In Frayn’s two novels in the sixth decade of that century, the lure of television is already beginning to exert its anti-magic. The mindlessness of the opinion poll and the reader-survey is coming to replace news and analysis. The reporters and editors are beginning to think about mortgages and pensions. The editor is a cipher. I do not think that there will again be a major novel, flattering or unflattering, in which a reporter is the protagonist. Or if there is, he or she will be a blogger or some other species of cyber-artist, working from home and conjuring the big story from the vastness of electronic space.

The whole piece is an extensive survey of the journalist in literature – and a reminder of why when I became a journalist my father sternly forbid me to join the Press Club in Sydney, which he considered a den of the deepest iniquity. (Don’t know if it was – I went bush, so no chance to find out.)

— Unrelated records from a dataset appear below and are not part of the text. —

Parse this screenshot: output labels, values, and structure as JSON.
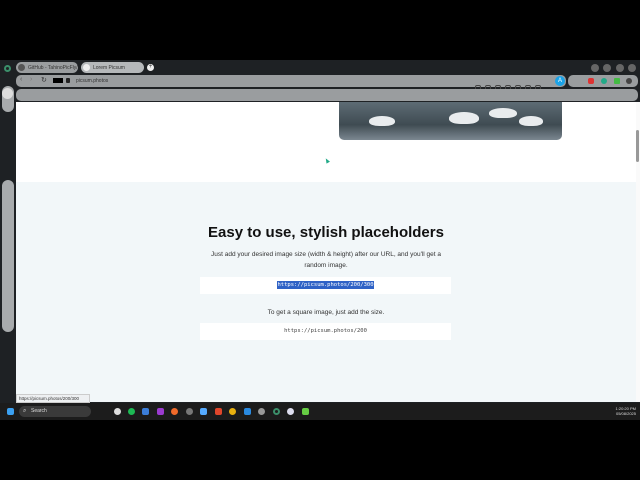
{
  "browser": {
    "tabs": [
      {
        "label": "GitHub - TahinoPicFly/..."
      },
      {
        "label": "Lorem Picsum"
      }
    ],
    "new_tab": "+",
    "address": "picsum.photos",
    "profile_badge": "A"
  },
  "page": {
    "heading": "Easy to use, stylish placeholders",
    "intro": "Just add your desired image size (width & height) after our URL, and you'll get a random image.",
    "example1": "https://picsum.photos/200/300",
    "square_text": "To get a square image, just add the size.",
    "example2": "https://picsum.photos/200"
  },
  "status_url": "https://picsum.photos/200/300",
  "taskbar": {
    "search": "Search",
    "time": "1:20:20 PM",
    "date": "05/08/2025"
  },
  "colors": {
    "section_bg": "#f2f7f9",
    "selection": "#2f62c6",
    "accent": "#1aa3e8"
  }
}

Probably it was mostly myth, which allows me to segue seamlessly into the Literary Review Bad Sex Awards, the winner of which I dealt when I worked at The Times. It severely tempts me to share a lovely piece of gossip about the man who leapt up happily to received the award, but I suppose I will restrain myself, since this isn’t PopBitch. Instead I’ll point you to the most unbelievably awful collection of writing – quite a bit by “serious writers” – you’re likely to see in a long time: the nominations.

Then finishing the media gossip line – the Guardian is going into the comedy show business. Three blokes, so what’s new?